A new type of engineered guide RNA, called a pegRNA, directs the prime editor to its target site, where a modified Cas9 cuts one strand of the DNA. The pegRNA also contains additional RNA nucleotides encoding the new edited sequence. To transfer this information, the reverse transcriptase element reads the RNA extension and writes the corresponding DNA nucleotides into the target spot.
Made to Order Gene Editing
In the Nature paper, the team demonstrated prime editing’s ability to precisely correct gene variants that cause sickle-cell anemia, requiring the conversion of a specific T to an A, and Tay Sachs disease, requiring the removal of four DNA letters at a precise location in the genome.
The researchers further report a variety of successful edit types in human cells and primary mouse neurons, including all 12 possible ways to replace one DNA letter with another, insertions of new DNA segments up to 44 DNA letters long, precise deletions of up to 80 DNA letters, and modifications combining these different types of edits.
“With prime editing, we can now directly correct the sickle-cell anemia mutation back to the normal sequence and remove the four extra DNA bases that cause Tay Sachs disease, without cutting DNA entirely or needing DNA templates,” says Liu, who is also a professor of chemistry and chemical biology at Harvard University and a Howard Hughes Medical Institute investigator. “The beauty of this system is that there are few restrictions on the edited sequence. Since the added nucleotides are specified by the pegRNA, they can be sequences that differ from the original strand by only one letter, that have additional or fewer letters, or that are various combinations of these changes.”
“The versatility of prime editing quickly became apparent as we developed this technology,” recalls Anzalone. “The fact that we could directly copy new genetic information into a target site was a revelation. We were really excited.”
When making precision changes, the researchers report that prime editing achieves successful edits with a lower rate of undesired “off-target” changes when compared to approaches that require making nearby breaks on each DNA strand. Prime editing can also make precise single-nucleotide changes in target sequences that base editors have difficulty accessing, according to the team’s data.
Liu’s team intends to continue optimizing prime editing, including by maximizing its efficiency in many different cell types, further investigating potential effects of prime editing on cells, additional testing in cell and animal models of disease, and exploring delivery mechanisms in animals to provide a potential path for human therapeutic applications.
The researchers and the Broad Institute are making this technology freely available to the academic and non-profit communities, including by sharing vectors through the non-profit Addgene.

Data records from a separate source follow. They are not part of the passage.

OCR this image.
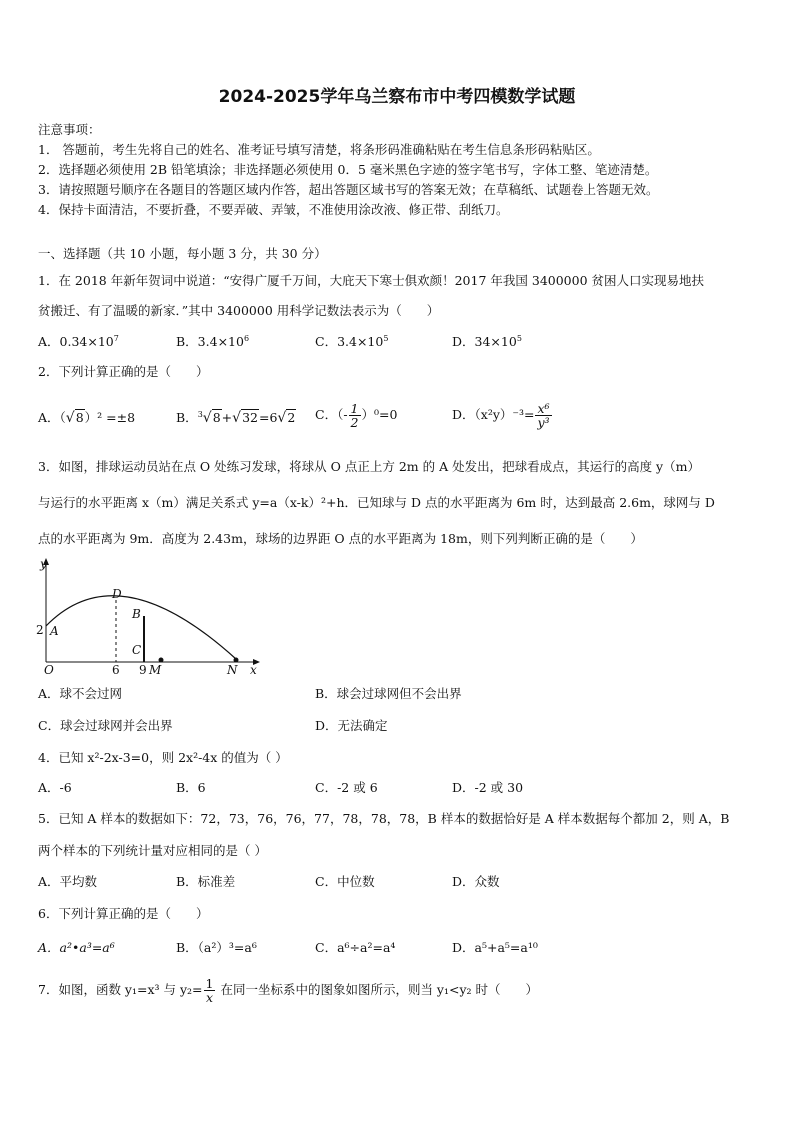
2024-2025学年乌兰察布市中考四模数学试题
注意事项：
1． 答题前，考生先将自己的姓名、准考证号填写清楚，将条形码准确粘贴在考生信息条形码粘贴区。
2．选择题必须使用 2B 铅笔填涂；非选择题必须使用 0．5 毫米黑色字迹的签字笔书写，字体工整、笔迹清楚。
3．请按照题号顺序在各题目的答题区域内作答，超出答题区域书写的答案无效；在草稿纸、试题卷上答题无效。
4．保持卡面清洁，不要折叠，不要弄破、弄皱，不准使用涂改液、修正带、刮纸刀。
一、选择题（共 10 小题，每小题 3 分，共 30 分）
1．在 2018 年新年贺词中说道：“安得广厦千万间，大庇天下寒士俱欢颜！2017 年我国 3400000 贫困人口实现易地扶
贫搬迁、有了温暖的新家．”其中 3400000 用科学记数法表示为（　　）
A．$0.34\times 10^7$	B．$3.4\times 10^6$	C．$3.4\times 10^5$	D．$34\times 10^5$
2．下列计算正确的是（　　）
A．（√8）² =±8	B．$^3$√8+√32=6√2 C．（- $\frac{1}{2} )^0=0$	D．$(x^2y)^{-3}= \frac{\text{x⁶}}{\text{y³}}$
3．如图，排球运动员站在点 O 处练习发球，将球从 O 点正上方 2m 的 A 处发出，把球看成点，其运行的高度 y（m）
与运行的水平距离 x（m）满足关系式 y=a（x-k）²+h．已知球与 D 点的水平距离为 6m 时，达到最高 2.6m，球网与 D
点的水平距离为 9m．高度为 2.43m，球场的边界距 O 点的水平距离为 18m，则下列判断正确的是（　　）
y
x
O
2 A
D
B
C
6 9 M	N
A．球不会过网	B．球会过球网但不会出界
C．球会过球网并会出界	D．无法确定
4．已知 x²-2x-3=0，则 2x²-4x 的值为（ ）
A．-6	B．6	C．-2 或 6	D．-2 或 30
5．已知 A 样本的数据如下：72，73，76，76，77，78，78，78，B 样本的数据恰好是 A 样本数据每个都加 2，则 A，B
两个样本的下列统计量对应相同的是（ ）
A．平均数	B．标准差	C．中位数	D．众数
6．下列计算正确的是（　　）
A．a²•a³=a⁶	B．（a²）³=a⁶	C．a⁶÷a²=a⁴	D．a⁵+a⁵=a¹⁰
7．如图，函数 y₁=x³ 与 $y_2= \frac{1}{x}$ 在同一坐标系中的图象如图所示，则当 y₁<y₂ 时（　　）
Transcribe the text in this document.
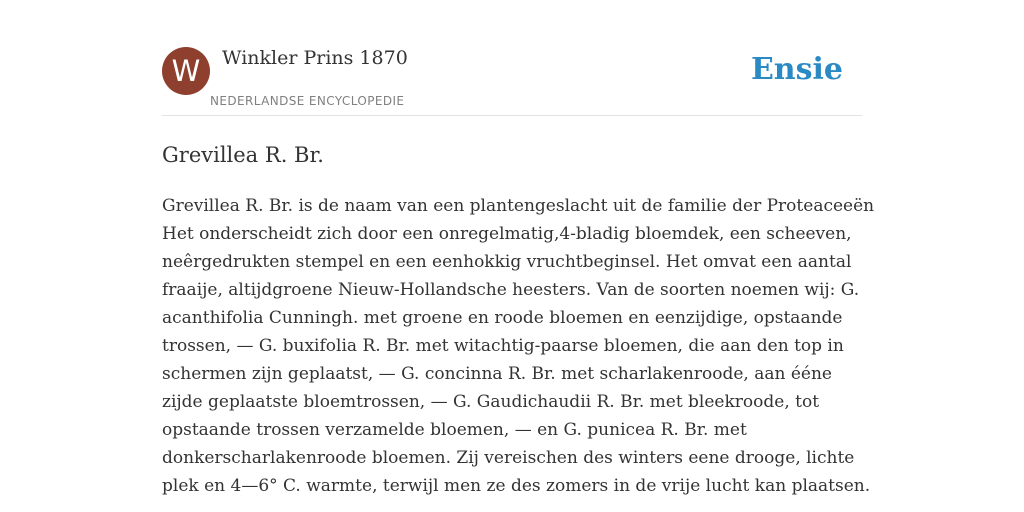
W	Winkler Prins 1870
NEDERLANDSE ENCYCLOPEDIE
Ensie
Grevillea R. Br.
Grevillea R. Br. is de naam van een plantengeslacht uit de familie der Proteaceeën
Het onderscheidt zich door een onregelmatig,4-bladig bloemdek, een scheeven,
neêrgedrukten stempel en een eenhokkig vruchtbeginsel. Het omvat een aantal
fraaije, altijdgroene Nieuw-Hollandsche heesters. Van de soorten noemen wij: G.
acanthifolia Cunningh. met groene en roode bloemen en eenzijdige, opstaande
trossen, — G. buxifolia R. Br. met witachtig-paarse bloemen, die aan den top in
schermen zijn geplaatst, — G. concinna R. Br. met scharlakenroode, aan ééne
zijde geplaatste bloemtrossen, — G. Gaudichaudii R. Br. met bleekroode, tot
opstaande trossen verzamelde bloemen, — en G. punicea R. Br. met
donkerscharlakenroode bloemen. Zij vereischen des winters eene drooge, lichte
plek en 4—6° C. warmte, terwijl men ze des zomers in de vrije lucht kan plaatsen.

For these groups, no license is necessary.
The Broad Institute is making prime editing tools available to license non-exclusively for research and manufacturing by companies, and for the commercial development of tools and reagents. For human therapeutic use, Broad Institute has licensed the technology to Prime Medicine under the inclusive innovation model. As has been publicly reported, Beam Therapeutics has received a sublicense from Prime Medicine for the use of prime editing in certain fields and for certain applications. (Liu is a consultant and co-founder of both Prime Medicine and Beam Therapeutics.)